A(s) arte(s) africana(s) não existem na África
- Prof. Diego
- 28 de set. de 2023
- 3 min de leitura
Atualizado: 5 de out. de 2023
Como ainda utilizar essa nomenclatura simplista nas salas de aula pode reforçar estereótipos colonialistas
É comum, nas aulas de arte das escolas brasileiras, os alunos aprenderem sobre "arte africana".
Para nós, professores de arte, principalmente os formados em artes visuais/plásticas, também é comum termos durante a graduação apenas uma disciplina (às vezes apenas parte da disciplina) dedicadas a "arte africana".

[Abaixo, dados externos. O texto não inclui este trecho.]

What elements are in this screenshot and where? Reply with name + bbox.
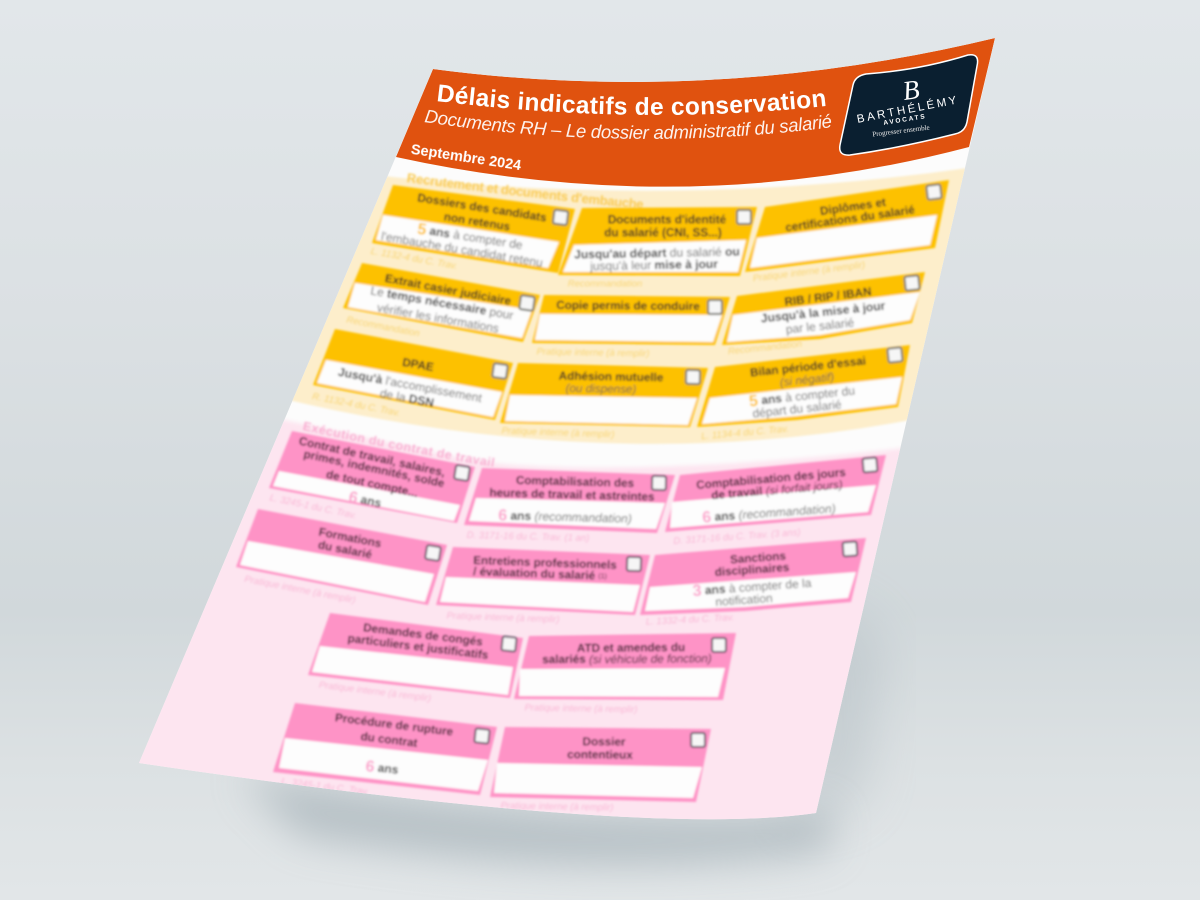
card: dossier contentieux: Dossier — [582, 735, 626, 749]
card: bilan période d'essai: départ du salarié — [752, 397, 843, 421]
header band — [396, 38, 995, 187]
section heading: execution: Exécution du contrat de travail — [302, 420, 496, 468]
card: extrait casier judiciaire: Recommandation — [345, 314, 421, 340]
card: sanctions: notification — [715, 591, 773, 609]
card: dossiers des candidats: non retenus — [443, 210, 512, 234]
card: DPAE — [311, 329, 513, 420]
card: dossiers des candidats: l'embauche du candidat retenu — [380, 229, 544, 270]
card: RIB: RIB / RIP / IBAN — [784, 285, 872, 309]
yellow cards group — [311, 180, 949, 442]
card: RIB: par le salarié — [785, 315, 855, 337]
card: DPAE: Jusqu'à l'accomplissement — [337, 365, 484, 405]
card: extrait casier judiciaire: vérifier les informations — [376, 300, 500, 336]
card: entretiens: Pratique interne (à remplir) — [446, 611, 560, 625]
card: sanctions: 3 ans à compter de la — [692, 574, 812, 600]
logo: B — [901, 74, 921, 106]
panel: contract execution section background — [110, 417, 905, 840]
card: jours de travail: D. 3171-16 du C. Trav. (3 ans) — [673, 527, 801, 547]
card: sanctions: L. 1332-4 du C. Trav. — [646, 612, 734, 628]
card: heures de travail: heures de travail et astreintes — [489, 486, 655, 504]
card: RIB: Recommandation — [727, 339, 803, 357]
card: jours de travail: de travail (si forfait jours) — [711, 478, 843, 502]
card: heures de travail: D. 3171-16 du C. Trav. (1 an) — [467, 530, 589, 544]
card: contrat de travail — [269, 431, 475, 523]
card: adhésion mutuelle: (ou dispense) — [565, 382, 637, 396]
card: heures de travail: Comptabilisation des — [516, 474, 635, 490]
card: documents d'identité: Documents d'identité — [608, 214, 727, 226]
card: demandes de congés — [308, 613, 523, 704]
card: contrat de travail: Contrat de travail, salaires, — [298, 435, 446, 479]
card: diplômes: Diplômes et — [819, 196, 887, 218]
card: RIB: Jusqu'à la mise à jour — [760, 298, 886, 325]
card: heures de travail — [464, 468, 675, 544]
card: procédure de rupture: L. 3245-1 du C. Trav. — [280, 776, 370, 798]
card: bilan période d'essai — [697, 345, 910, 442]
card: documents d'identité: Jusqu'au départ du salarié ou — [574, 245, 740, 261]
card: contrat de travail: primes, indemnités, solde — [302, 448, 446, 490]
card: dossier contentieux — [490, 727, 711, 813]
card: contrat de travail: de tout compte... — [325, 468, 419, 500]
card: RIB — [722, 272, 925, 357]
card: extrait casier judiciaire: Extrait casier judiciaire — [384, 272, 513, 308]
card: ATD et amendes: Pratique interne (à remplir) — [524, 703, 638, 715]
card: dossier contentieux: contentieux — [567, 748, 633, 762]
card: copie permis de conduire: Pratique interne (à remplir) — [536, 347, 650, 359]
card: contrat de travail: 6 ans — [347, 488, 383, 512]
card: procédure de rupture — [273, 703, 497, 798]
card: bilan période d'essai: L. 1134-4 du C. Trav. — [701, 424, 789, 442]
card: dossiers des candidats: L. 1132-4 du C. Trav. — [370, 246, 458, 272]
card: formations — [236, 509, 447, 606]
card: copie permis de conduire — [532, 295, 730, 359]
logo — [840, 55, 978, 155]
card: bilan période d'essai: Bilan période d'essai — [749, 354, 867, 380]
card: formations: du salarié — [317, 538, 374, 562]
card: sanctions: Sanctions — [730, 550, 787, 566]
card: documents d'identité: jusqu'à leur mise à jour — [589, 257, 718, 273]
card: bilan période d'essai: (si négatif) — [779, 371, 835, 389]
pink cards group — [236, 431, 886, 813]
card: DPAE: de la DSN — [379, 386, 435, 410]
card: diplômes — [745, 180, 949, 284]
document content — [139, 38, 995, 820]
card: bilan période d'essai: 5 ans à compter du — [748, 382, 856, 410]
card: procédure de rupture: Procédure de rupture — [334, 711, 454, 739]
card: extrait casier judiciaire: Le temps nécessaire pour — [369, 284, 515, 322]
logo: Progresser ensemble — [872, 124, 930, 138]
date: Septembre 2024 — [410, 142, 522, 174]
card: jours de travail: Comptabilisation des jours — [696, 466, 847, 492]
card: entretiens: / évaluation du salarié (1) — [473, 565, 607, 583]
card: adhésion mutuelle: Adhésion mutuelle — [559, 370, 664, 384]
paper sheet — [139, 38, 995, 819]
card: demandes de congés: particuliers et justificatifs — [347, 632, 490, 662]
card: procédure de rupture: 6 ans — [365, 758, 400, 778]
card: dossiers des candidats: 5 ans à compter de — [416, 220, 524, 254]
card: dossier contentieux: Pratique interne (à remplir) — [500, 801, 614, 813]
card: DPAE: R. 1132-4 du C. Trav. — [311, 391, 401, 419]
card: copie permis de conduire: Copie permis de conduire — [556, 299, 700, 313]
card: entretiens: Entretiens professionnels — [473, 554, 617, 572]
card: ATD et amendes: ATD et amendes du — [577, 641, 685, 655]
card: dossiers des candidats — [370, 185, 575, 273]
card: contrat de travail: L. 3245-1 du C. Trav. — [269, 492, 357, 522]
card: jours de travail — [665, 455, 886, 547]
card: demandes de congés: Pratique interne (à remplir) — [318, 680, 432, 704]
card: documents d'identité — [558, 207, 757, 290]
card: DPAE: DPAE — [401, 356, 435, 374]
card: diplômes: Pratique interne (à remplir) — [752, 260, 866, 284]
card: adhésion mutuelle — [500, 363, 708, 440]
paper shadow — [240, 600, 880, 864]
title: Délais indicatifs de conservation — [438, 84, 826, 115]
card: formations: Formations — [318, 526, 383, 551]
card: adhésion mutuelle: Pratique interne (à remplir) — [501, 426, 615, 440]
subtitle: Documents RH – Le dossier administratif du salarié — [424, 110, 832, 139]
card: sanctions: disciplinaires — [714, 561, 790, 579]
card: diplômes: certifications du salarié — [784, 203, 916, 235]
card: sanctions — [640, 538, 866, 628]
card: dossiers des candidats: Dossiers des candidats — [416, 191, 548, 225]
card: documents d'identité: du salarié (CNI, SS...) — [604, 226, 722, 240]
card: demandes de congés: Demandes de congés — [363, 621, 484, 649]
card: heures de travail: 6 ans (recommandation) — [498, 507, 632, 527]
card: entretiens — [436, 547, 650, 625]
logo: BARTHÉLÉMY — [856, 93, 960, 126]
section heading: recruitment: Recrutement et documents d'embauche — [406, 172, 644, 208]
card: ATD et amendes: salariés (si véhicule de fonction) — [542, 652, 712, 666]
panel: recruitment section background — [280, 167, 975, 444]
card: extrait casier judiciaire — [343, 263, 540, 342]
card: formations: Pratique interne (à remplir) — [243, 574, 357, 606]
logo: AVOCATS — [883, 113, 927, 127]
card: documents d'identité: Recommandation — [568, 278, 642, 290]
card: ATD et amendes — [514, 633, 736, 715]
card: procédure de rupture: du contrat — [360, 730, 418, 750]
card: jours de travail: 6 ans (recommandation) — [702, 500, 836, 526]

Sendo assim, seja no âmbito da educação básica ou na educação superior, essas generalizações rasas e simplistas, que reforçam estereótipos e apagam toda a pluralidade, identidade e a historicidade das manifestações artísticas presentes em cada uma das regiões da África - que é o terceiro maior continente do mundo, ocupando 20% da área total do nosso planeta, 4 vezes maior que o Brasil - persistam, anos a fio.
Em 2011, durante o I Encontro Afro Atlântico na Perspectiva dos Museus realizado no Museu Afro Brasil, em São Paulo, o Diretor do Museu Nacional do Mali e liderança internacional em processos de repatriação de objetos, Samuel Sidibé afirmou durante a "Mesa redonda – Arte africana e o conceito de arte" que a noção de arte africana que o mundo tem é estritamente Ocidental.
Ele discursou que os primeiros colecionadores de arte não consideravam os objetos coletados na África como tal: foram artistas brancos que efetuaram tal transformação. Antes de Picasso, Gauguin, Modigliani e outros artistas europeus do século passado, a concepção de arte africana não era merecedora de tal designação. Até então, a África e seu povo eram tidos como menos evoluídos e sua arte considerada "primitiva", além do peso da política colonial que era exercida por todo o continente africano.
Sidibé ainda complementou que quando a Europa descobriu o valor da "arte negra", impactou fortemente a África, surgindo vários mercados de exportação de objetos africanos para colecionadores particulares, afinal se a Europa havia decretado que as produções africanas agora eram arte, elas passavam a ser interesse de muitos. Embora todo esse prestígio (mesmo com intenções financeiras), tenha caído sobre as produções artísticas africanas, segundo ele 80% da arte africana produzida até hoje se encontra na Europa e não existem referências de museus de arte africana na África, com exceção do Museu de Arte de Dakar. "A arte africana é feita na África, mas avaliada, discutida, exposta e vendida fora da África", finaliza Sidibé.
Desde então, esse termo generalista é utilizado para denominar toda e qualquer produção artística criada em solo africano. Por mais que muitos artistas defendam a África como uma unidade, a pluralidade artística e cultural do continente africano vai muito além de simplificações rasas e estereótipos colonialistas.
Existem cerca de 492 grupos étnicos no território africano que compartilham ao menos 36 línguas diferentes. Dessa forma, é impossível colocar toda a diversidade da produção artística africana em uma só nomenclatura singular e rasa. É necessário que se compreenda os contextos específicos de cada povo e suas produções.
Por isso, quando falamos sobre ARTES AFRICANAS e sua pluralidade, devemos, como professores mediadores do conhecimento, construir e debater junto com nossos alunos:
Por que nós falamos pouco sobre as artes africanas e sua diversidade?
Por que tratamos as artes africanas como primitivas e inferiores?
Por que reduzimos as artes africanas a máscaras e amuletos?
Por que as produções contemporâneas dos países africanos nunca é discutida?
Por que nos esquecemos do roubo identitário, estilístico e físico das produções africanas que a Europa fez e continua fazendo até os dias de hoje?
Por que existem mais produções artísticas expostas em museus fora da África do que dentro dela?
Referências:
GOLDSTEIN Seltzer. Relato para I Encontro Afro Atlântico na Perspectiva dos Museus. São Paulo. 2011.
BEVILACQUA, Juliana Ribeiro da Silva; SILVA, Renato Araújo da. África em Artes. São Paulo: Museu Afro Brasil, 2015.